There are also forthcoming choral concerts of note, beginning this weekend, when the Sooke Philharmonic will give its first concerts since the death, on Feb. 23, of its founder and longtime music director, Norman Nelson (Saturday, 7:30 p.m., Sooke Community Hall; Sunday, 3 p.m., Our Lady of the Rosary Church, Langford; $25/$20, under 16 free; sookephil.ca).

The Sooke Philharmonic Chorus and Chamber Players will be led by their regular conductor, Nicholas Fairbank, in two big, popular works: Mozart’s “Coronation” Mass (1779) and the set of four anthems Handel composed in 1727 for the coronation of King George II and Queen Caroline. Among the latter is the stirring Zadok the Priest, which has been performed at every British coronation since.
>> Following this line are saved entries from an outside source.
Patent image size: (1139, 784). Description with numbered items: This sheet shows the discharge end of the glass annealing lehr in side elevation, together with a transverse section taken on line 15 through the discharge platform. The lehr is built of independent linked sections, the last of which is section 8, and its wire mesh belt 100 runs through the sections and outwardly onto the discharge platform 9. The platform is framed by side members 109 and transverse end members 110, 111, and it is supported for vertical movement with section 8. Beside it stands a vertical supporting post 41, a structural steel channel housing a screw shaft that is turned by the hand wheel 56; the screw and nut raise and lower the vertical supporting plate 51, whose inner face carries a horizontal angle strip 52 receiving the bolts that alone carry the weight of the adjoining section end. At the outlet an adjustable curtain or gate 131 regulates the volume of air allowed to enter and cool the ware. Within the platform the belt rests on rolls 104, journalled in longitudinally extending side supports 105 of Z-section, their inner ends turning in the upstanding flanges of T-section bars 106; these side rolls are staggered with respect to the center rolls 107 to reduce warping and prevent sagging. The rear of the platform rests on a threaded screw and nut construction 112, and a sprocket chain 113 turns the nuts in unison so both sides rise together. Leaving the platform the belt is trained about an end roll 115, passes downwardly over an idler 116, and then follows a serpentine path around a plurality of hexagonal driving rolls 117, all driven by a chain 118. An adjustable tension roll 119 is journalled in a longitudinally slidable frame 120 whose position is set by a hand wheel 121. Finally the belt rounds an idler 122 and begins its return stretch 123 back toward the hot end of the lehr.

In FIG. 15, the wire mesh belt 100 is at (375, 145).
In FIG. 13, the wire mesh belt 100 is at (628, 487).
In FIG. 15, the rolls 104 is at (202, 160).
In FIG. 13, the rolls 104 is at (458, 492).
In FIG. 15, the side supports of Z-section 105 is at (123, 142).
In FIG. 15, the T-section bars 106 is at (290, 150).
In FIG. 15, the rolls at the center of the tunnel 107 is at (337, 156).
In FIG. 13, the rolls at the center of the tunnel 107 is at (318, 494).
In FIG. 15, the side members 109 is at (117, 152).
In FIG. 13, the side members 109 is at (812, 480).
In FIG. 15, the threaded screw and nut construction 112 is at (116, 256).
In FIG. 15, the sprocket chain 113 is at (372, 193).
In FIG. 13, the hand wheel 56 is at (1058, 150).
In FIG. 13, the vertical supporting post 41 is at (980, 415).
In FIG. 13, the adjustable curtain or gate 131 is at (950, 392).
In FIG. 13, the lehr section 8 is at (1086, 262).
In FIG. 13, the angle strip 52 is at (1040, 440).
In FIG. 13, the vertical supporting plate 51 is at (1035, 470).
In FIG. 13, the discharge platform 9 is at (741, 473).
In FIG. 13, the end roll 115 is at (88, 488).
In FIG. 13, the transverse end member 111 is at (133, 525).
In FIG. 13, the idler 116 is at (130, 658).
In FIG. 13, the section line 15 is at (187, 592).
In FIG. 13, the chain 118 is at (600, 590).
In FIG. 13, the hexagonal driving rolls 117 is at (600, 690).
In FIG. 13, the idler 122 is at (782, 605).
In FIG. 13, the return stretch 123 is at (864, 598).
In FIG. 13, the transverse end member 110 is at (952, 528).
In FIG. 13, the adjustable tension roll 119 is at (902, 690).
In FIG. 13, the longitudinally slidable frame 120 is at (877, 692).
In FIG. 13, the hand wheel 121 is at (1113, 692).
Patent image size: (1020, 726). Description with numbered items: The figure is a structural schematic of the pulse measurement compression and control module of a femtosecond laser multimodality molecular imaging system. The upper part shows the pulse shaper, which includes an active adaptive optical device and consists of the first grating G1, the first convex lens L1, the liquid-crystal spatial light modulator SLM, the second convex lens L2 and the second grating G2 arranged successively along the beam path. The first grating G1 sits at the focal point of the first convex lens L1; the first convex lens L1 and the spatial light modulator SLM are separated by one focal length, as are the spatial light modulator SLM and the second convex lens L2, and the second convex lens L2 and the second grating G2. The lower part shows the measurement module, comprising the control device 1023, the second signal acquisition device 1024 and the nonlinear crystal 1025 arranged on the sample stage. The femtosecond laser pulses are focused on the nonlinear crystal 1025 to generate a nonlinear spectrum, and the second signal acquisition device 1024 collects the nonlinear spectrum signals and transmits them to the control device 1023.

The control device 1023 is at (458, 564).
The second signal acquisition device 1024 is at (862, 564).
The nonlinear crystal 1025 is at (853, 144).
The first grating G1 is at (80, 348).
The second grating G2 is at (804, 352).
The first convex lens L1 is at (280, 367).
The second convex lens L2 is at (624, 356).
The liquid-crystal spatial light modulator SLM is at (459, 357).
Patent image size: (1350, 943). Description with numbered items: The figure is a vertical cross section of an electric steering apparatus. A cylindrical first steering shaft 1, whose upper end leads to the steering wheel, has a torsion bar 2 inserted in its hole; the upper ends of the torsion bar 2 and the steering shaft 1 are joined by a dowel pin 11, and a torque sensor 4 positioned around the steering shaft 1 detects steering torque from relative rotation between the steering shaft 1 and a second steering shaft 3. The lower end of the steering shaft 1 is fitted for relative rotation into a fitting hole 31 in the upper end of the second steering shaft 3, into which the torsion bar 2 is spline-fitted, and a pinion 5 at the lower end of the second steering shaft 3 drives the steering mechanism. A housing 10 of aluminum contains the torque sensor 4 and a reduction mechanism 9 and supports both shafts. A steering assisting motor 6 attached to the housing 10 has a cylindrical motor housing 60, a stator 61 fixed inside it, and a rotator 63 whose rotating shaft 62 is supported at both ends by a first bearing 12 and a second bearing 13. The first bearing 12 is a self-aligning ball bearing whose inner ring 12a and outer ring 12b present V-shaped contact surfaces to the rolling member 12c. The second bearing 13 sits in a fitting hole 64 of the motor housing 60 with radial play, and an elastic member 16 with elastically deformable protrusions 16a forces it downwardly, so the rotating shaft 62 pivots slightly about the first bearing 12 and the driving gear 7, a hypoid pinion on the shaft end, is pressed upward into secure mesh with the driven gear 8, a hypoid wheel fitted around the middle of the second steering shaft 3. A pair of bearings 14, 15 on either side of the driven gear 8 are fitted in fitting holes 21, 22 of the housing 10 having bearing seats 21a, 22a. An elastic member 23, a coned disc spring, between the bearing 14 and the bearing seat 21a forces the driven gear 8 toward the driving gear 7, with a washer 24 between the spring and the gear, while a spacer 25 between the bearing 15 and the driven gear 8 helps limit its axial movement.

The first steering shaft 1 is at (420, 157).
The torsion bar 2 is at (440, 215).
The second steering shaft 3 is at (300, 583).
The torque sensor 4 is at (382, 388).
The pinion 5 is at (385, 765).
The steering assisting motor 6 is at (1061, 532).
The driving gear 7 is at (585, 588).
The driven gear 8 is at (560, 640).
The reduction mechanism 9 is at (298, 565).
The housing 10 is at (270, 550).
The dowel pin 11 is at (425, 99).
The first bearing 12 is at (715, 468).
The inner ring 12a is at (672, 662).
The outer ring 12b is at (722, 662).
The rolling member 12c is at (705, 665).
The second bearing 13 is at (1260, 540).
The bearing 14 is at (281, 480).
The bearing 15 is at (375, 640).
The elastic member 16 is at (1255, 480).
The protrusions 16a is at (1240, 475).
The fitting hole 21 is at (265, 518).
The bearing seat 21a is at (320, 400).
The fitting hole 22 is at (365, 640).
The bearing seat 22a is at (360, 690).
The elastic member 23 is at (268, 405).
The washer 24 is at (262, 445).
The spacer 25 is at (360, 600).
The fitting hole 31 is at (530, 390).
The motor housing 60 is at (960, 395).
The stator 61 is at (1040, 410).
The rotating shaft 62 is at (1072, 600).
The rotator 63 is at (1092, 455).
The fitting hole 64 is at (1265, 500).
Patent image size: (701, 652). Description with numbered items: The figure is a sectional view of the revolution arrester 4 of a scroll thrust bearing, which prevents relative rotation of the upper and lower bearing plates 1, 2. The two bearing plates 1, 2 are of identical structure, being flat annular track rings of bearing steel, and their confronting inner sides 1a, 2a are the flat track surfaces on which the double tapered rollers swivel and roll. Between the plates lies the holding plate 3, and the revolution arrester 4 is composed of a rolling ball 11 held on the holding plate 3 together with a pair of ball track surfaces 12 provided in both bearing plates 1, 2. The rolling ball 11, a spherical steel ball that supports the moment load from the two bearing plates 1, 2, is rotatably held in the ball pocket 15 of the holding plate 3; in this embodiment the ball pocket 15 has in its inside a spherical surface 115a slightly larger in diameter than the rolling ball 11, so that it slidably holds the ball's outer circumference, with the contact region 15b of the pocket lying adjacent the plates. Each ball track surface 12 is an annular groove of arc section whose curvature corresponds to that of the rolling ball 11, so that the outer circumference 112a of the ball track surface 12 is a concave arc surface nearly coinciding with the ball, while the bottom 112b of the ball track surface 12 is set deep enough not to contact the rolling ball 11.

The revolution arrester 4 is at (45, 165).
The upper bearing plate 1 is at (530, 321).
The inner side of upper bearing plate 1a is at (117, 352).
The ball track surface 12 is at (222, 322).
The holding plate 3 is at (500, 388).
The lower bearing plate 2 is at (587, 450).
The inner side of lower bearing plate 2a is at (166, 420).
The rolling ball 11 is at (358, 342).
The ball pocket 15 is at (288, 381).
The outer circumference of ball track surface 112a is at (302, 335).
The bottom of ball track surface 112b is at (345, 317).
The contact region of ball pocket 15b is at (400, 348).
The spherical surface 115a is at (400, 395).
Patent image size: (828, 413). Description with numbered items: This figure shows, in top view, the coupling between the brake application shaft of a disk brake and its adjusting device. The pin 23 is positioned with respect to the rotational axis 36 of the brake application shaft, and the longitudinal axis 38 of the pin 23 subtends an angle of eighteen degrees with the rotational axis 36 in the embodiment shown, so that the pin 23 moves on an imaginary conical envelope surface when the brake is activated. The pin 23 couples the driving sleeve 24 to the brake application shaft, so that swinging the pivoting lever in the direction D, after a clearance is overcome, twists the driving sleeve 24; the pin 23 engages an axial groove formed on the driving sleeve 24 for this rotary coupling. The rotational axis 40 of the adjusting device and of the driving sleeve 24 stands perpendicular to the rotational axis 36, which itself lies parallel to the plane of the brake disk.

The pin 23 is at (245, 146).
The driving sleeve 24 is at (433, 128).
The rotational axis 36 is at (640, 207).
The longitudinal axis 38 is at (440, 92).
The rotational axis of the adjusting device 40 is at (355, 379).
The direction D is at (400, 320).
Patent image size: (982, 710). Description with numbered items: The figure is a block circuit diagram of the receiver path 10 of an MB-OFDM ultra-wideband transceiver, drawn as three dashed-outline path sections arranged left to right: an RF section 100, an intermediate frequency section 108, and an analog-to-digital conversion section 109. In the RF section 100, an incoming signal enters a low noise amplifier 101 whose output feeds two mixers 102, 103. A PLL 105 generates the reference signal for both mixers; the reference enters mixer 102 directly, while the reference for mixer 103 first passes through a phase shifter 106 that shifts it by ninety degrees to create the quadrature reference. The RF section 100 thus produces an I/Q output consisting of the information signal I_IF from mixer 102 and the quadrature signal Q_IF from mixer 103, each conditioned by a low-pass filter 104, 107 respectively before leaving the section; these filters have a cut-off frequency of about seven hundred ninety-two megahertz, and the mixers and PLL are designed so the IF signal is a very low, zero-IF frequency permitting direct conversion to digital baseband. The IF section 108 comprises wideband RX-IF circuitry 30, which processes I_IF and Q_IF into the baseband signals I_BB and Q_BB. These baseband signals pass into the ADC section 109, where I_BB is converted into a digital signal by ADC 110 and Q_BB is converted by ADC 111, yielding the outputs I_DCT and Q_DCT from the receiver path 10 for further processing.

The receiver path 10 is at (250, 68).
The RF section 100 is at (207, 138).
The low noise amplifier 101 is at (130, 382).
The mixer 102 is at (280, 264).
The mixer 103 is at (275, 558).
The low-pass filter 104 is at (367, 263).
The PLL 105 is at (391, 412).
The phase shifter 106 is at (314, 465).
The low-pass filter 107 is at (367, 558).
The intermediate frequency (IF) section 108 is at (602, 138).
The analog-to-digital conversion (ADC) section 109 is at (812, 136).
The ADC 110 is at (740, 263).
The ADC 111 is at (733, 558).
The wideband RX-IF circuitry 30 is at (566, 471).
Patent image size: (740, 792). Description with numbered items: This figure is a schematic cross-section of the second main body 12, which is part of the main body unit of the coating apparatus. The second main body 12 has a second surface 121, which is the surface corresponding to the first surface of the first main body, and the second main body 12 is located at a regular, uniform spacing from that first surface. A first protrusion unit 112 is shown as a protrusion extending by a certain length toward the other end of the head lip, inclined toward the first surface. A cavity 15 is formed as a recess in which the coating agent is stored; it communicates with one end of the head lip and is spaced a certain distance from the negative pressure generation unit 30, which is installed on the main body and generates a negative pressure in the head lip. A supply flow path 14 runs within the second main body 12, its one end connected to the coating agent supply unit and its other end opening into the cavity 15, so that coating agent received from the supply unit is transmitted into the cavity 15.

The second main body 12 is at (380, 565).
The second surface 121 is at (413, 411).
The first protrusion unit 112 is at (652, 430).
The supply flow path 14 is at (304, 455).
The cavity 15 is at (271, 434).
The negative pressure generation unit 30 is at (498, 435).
And next Tuesday, April 10, at Christ Church Cathedral, we will have a rare opportunity to hear a top British collegiate choir: the Choir of Royal Holloway, from the University of London (7:30 p.m., $20/$5; christchurchcathedral.bc.ca). Founded in 1886 and very highly regarded, this 24-member choir tours widely and has recorded for Hyperion, Decca, Naxos and other labels.

Tuesday’s program, Around the World in 80 Minutes, is a musical journey that begins and ends in England, but passes through many other countries: France, Germany, Lithuania, Latvia, Estonia, Russia, Finland, Sweden, Norway, the United States. The centuries-spanning line-up of 18 composers ranges from Byrd and Buxtehude to Vaughan Williams and Holst to Rautavaara and Pärt.